In fact, Emad’s career began in finance. At age 23, he started managing his own hedge fund, later becoming Co-Chief Investment Officer at Capricorn Long/Short EM, focusing on emerging markets strategies. In 2017, the fund he led won the Annual Emerging Markets Risk-Adjusted Hedge Fund Award. From 2005 to 2020, he spent fifteen years in global macro hedge funds, studying “systemic mega-trends” such as economic cycles, policy shifts, and technological disruptions and their long-term impacts on asset prices.
In 2013, he began engaging with Bitcoin and Ethereum as an investor and participated in numerous early crypto projects as an angel investor.
In 2019, Emad worked on a project called Symmitree, which aimed to use blockchain technology to lower the barrier for low-income populations to access digital technologies. The project was largely discontinued after about a year because he encountered a major challenge: centralized institutions—hospitals, governments, and tech companies—were unwilling to open their data and models, even in the face of a global public health crisis.
Emad later said that this experience convinced him entirely: centralization is not an efficiency issue, it’s a structural one. No one will voluntarily give up control over data and computing power unless the system design compels them to cooperate. In 2020, Emad founded Stability AI. He believed AI should not be the exclusive toy of a few labs—models should be open source, training processes should be transparent, and anyone should be able to build on top of them.

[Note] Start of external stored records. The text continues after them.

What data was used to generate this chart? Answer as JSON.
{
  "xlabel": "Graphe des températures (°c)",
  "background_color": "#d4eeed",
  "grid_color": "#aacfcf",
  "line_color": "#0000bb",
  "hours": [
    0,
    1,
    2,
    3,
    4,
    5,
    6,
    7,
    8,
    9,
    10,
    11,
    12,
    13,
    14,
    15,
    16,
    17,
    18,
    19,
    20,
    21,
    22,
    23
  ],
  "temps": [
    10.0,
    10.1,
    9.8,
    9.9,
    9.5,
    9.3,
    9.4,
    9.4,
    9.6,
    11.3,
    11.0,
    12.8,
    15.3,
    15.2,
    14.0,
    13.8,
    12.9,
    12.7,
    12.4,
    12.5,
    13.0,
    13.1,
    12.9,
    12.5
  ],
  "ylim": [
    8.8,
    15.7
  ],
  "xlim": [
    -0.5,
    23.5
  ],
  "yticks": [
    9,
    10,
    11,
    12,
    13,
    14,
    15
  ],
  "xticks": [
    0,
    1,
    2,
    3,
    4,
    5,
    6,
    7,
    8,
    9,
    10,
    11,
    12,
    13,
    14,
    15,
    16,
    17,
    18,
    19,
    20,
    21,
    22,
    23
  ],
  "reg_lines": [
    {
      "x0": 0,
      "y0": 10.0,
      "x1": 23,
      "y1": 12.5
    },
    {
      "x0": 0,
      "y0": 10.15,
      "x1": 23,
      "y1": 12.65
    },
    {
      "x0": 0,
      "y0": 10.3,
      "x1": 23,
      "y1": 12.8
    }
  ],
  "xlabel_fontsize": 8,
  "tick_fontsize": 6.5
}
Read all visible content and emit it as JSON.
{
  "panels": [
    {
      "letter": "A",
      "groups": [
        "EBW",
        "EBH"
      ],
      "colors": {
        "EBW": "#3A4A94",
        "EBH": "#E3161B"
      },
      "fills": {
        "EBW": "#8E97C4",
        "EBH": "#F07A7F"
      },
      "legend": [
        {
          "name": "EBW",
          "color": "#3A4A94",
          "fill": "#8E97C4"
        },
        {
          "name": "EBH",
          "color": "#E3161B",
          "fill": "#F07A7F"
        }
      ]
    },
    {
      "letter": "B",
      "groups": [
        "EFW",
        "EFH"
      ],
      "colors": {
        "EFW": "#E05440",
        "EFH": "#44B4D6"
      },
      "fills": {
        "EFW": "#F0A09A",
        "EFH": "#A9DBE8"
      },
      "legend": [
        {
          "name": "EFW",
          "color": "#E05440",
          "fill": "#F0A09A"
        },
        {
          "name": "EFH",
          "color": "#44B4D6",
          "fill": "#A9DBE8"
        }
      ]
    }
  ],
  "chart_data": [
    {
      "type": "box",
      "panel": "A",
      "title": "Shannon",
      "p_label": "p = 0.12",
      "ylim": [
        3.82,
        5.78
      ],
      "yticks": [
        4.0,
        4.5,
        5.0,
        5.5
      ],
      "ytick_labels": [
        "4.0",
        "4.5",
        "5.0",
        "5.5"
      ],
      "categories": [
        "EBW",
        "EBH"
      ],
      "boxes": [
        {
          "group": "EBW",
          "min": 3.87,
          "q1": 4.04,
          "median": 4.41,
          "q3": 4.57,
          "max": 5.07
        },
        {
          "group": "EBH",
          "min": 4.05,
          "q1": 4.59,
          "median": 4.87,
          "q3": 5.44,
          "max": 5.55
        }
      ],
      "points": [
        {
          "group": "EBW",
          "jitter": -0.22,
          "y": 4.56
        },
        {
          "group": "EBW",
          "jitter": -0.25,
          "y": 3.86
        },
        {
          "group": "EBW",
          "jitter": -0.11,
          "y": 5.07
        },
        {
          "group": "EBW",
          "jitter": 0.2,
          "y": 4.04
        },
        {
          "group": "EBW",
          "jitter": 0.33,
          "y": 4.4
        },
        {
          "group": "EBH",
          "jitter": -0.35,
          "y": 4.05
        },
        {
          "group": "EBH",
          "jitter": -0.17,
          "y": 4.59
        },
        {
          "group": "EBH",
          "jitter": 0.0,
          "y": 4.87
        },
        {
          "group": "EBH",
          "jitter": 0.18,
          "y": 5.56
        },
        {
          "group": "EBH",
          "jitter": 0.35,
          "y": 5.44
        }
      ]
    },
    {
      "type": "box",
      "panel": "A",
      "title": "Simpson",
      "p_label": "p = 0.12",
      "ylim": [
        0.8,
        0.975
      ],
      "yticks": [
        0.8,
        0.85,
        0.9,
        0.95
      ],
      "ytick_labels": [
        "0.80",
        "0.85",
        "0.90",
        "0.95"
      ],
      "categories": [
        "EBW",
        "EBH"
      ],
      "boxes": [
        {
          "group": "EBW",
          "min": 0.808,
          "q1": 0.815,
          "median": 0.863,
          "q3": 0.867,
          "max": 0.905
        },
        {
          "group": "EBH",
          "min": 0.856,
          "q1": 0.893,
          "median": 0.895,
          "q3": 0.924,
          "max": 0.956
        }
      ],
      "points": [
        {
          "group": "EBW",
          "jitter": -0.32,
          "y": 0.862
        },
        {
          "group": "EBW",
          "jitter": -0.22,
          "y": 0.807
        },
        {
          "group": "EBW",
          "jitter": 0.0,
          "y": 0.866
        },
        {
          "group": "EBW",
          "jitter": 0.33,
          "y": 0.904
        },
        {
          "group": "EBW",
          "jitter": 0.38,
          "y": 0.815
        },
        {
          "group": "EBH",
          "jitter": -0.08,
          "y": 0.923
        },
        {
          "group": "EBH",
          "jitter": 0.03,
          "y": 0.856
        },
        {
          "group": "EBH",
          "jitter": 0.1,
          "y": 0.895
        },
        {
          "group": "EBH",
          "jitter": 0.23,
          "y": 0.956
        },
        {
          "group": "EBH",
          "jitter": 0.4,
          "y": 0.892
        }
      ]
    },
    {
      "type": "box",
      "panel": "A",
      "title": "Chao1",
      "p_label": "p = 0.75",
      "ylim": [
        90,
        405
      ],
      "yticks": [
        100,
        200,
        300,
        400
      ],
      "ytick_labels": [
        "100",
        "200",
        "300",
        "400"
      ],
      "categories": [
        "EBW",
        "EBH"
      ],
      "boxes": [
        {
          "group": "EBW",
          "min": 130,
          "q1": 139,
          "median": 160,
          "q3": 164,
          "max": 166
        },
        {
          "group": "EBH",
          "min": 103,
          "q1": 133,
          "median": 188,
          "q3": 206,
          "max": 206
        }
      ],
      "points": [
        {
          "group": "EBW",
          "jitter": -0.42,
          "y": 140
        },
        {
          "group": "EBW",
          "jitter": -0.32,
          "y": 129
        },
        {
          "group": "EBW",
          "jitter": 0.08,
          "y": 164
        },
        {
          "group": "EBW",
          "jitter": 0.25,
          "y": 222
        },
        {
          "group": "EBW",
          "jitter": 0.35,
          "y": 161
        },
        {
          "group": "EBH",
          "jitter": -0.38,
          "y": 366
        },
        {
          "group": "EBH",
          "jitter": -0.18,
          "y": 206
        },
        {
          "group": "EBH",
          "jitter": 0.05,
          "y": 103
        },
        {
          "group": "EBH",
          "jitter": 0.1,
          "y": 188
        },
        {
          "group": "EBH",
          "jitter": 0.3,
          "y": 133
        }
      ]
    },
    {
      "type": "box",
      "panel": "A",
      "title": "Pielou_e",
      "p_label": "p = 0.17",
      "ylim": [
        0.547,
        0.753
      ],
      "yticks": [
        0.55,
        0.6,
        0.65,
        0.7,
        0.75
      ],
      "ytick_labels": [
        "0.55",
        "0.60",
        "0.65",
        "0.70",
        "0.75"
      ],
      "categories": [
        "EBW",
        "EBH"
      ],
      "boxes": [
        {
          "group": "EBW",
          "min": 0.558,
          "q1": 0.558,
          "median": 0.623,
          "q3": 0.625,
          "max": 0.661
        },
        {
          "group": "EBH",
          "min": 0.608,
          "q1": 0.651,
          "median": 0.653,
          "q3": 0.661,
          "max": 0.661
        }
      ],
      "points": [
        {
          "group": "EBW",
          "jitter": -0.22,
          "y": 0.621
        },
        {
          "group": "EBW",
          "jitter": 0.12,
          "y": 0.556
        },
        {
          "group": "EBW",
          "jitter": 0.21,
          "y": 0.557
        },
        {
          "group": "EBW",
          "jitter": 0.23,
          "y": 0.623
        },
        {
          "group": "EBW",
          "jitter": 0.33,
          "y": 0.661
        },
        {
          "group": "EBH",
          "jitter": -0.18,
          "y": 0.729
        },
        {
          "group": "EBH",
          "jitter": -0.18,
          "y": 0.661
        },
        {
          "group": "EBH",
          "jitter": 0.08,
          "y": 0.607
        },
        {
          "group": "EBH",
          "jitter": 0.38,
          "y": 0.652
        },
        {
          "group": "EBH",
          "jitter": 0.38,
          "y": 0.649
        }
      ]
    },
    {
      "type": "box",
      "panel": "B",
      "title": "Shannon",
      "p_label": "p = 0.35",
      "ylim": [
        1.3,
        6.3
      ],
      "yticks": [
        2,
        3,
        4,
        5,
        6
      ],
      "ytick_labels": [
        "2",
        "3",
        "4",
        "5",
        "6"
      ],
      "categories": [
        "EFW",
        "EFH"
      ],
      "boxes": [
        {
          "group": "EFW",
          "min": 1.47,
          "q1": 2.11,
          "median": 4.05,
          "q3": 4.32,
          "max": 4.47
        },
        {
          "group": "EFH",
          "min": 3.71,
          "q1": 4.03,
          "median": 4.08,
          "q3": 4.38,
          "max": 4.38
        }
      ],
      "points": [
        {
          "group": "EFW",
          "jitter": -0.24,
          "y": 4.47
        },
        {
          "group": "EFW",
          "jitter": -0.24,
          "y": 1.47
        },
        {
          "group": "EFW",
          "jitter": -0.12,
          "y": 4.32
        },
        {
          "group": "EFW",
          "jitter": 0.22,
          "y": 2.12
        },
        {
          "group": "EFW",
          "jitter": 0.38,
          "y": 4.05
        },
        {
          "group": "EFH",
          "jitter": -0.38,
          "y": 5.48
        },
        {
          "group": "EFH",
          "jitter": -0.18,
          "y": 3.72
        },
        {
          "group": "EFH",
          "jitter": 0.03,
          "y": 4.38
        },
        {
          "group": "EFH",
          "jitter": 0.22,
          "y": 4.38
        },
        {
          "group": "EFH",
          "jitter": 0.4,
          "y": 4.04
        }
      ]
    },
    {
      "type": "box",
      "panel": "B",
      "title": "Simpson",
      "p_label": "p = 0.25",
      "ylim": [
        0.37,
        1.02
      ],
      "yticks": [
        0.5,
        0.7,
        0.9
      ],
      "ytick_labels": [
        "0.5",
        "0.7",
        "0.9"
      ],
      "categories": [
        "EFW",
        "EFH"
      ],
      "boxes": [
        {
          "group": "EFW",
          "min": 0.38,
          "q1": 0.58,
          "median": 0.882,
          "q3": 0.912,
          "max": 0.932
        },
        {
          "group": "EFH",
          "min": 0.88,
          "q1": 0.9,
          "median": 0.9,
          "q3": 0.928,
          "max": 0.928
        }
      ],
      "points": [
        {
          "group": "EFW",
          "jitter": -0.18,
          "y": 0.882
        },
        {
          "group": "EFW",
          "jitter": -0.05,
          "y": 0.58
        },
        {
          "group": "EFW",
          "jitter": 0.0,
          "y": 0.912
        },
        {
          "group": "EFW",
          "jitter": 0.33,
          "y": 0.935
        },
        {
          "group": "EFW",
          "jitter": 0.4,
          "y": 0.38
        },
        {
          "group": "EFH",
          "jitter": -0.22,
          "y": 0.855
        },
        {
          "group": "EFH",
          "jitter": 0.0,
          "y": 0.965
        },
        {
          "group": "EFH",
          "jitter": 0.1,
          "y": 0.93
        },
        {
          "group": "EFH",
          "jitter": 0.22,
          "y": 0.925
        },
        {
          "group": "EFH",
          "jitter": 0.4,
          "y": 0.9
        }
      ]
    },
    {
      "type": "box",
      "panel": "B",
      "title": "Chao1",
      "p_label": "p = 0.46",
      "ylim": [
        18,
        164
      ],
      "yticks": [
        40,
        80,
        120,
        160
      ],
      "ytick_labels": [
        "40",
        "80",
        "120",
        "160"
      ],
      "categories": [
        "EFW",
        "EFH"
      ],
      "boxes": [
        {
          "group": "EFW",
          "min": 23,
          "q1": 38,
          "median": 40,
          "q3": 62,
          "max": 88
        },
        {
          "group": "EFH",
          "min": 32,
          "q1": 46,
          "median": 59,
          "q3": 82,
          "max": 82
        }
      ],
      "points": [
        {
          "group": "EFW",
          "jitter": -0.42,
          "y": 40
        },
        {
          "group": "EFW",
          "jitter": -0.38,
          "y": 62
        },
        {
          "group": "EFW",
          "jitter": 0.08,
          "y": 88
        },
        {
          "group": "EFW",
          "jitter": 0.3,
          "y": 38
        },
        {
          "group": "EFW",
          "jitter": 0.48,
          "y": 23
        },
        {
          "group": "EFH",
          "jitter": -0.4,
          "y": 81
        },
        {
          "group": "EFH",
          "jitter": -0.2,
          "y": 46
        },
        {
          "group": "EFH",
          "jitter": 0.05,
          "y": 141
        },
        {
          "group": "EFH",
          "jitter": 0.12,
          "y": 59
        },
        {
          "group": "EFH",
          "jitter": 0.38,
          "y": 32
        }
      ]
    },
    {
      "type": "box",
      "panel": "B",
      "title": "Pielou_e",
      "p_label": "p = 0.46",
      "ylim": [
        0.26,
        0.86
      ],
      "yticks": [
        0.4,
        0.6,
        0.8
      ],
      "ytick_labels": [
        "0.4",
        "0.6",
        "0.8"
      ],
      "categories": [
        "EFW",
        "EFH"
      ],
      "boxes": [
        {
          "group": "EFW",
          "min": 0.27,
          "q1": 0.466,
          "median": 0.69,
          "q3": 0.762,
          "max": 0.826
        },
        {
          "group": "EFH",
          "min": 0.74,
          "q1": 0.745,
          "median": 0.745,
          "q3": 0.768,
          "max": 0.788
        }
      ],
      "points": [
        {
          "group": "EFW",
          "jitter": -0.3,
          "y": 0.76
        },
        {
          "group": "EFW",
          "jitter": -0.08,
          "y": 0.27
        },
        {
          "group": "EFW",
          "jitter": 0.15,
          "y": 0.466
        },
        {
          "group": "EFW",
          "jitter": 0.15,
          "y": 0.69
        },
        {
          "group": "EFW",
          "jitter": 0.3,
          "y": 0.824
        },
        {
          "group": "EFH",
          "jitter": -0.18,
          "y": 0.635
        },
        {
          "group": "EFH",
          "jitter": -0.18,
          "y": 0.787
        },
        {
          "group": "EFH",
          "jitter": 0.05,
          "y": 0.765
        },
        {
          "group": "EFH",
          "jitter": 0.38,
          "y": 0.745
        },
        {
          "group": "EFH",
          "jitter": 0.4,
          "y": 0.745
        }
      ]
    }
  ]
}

In 2022, Stable Diffusion was released, and for the first time, an open-source image generation model truly broke through the moat of commercial proprietary models. During that period, Stability AI’s valuation soared to the billion-dollar level, and Emad himself became a symbolic figure in the open-source AI movement.
However, internal company issues were also accumulating simultaneously: controversies over his management style, questions about the mismatch between his spending rate and revenue, and the departure of several key researchers... In early 2024, he left Stability AI amid controversy.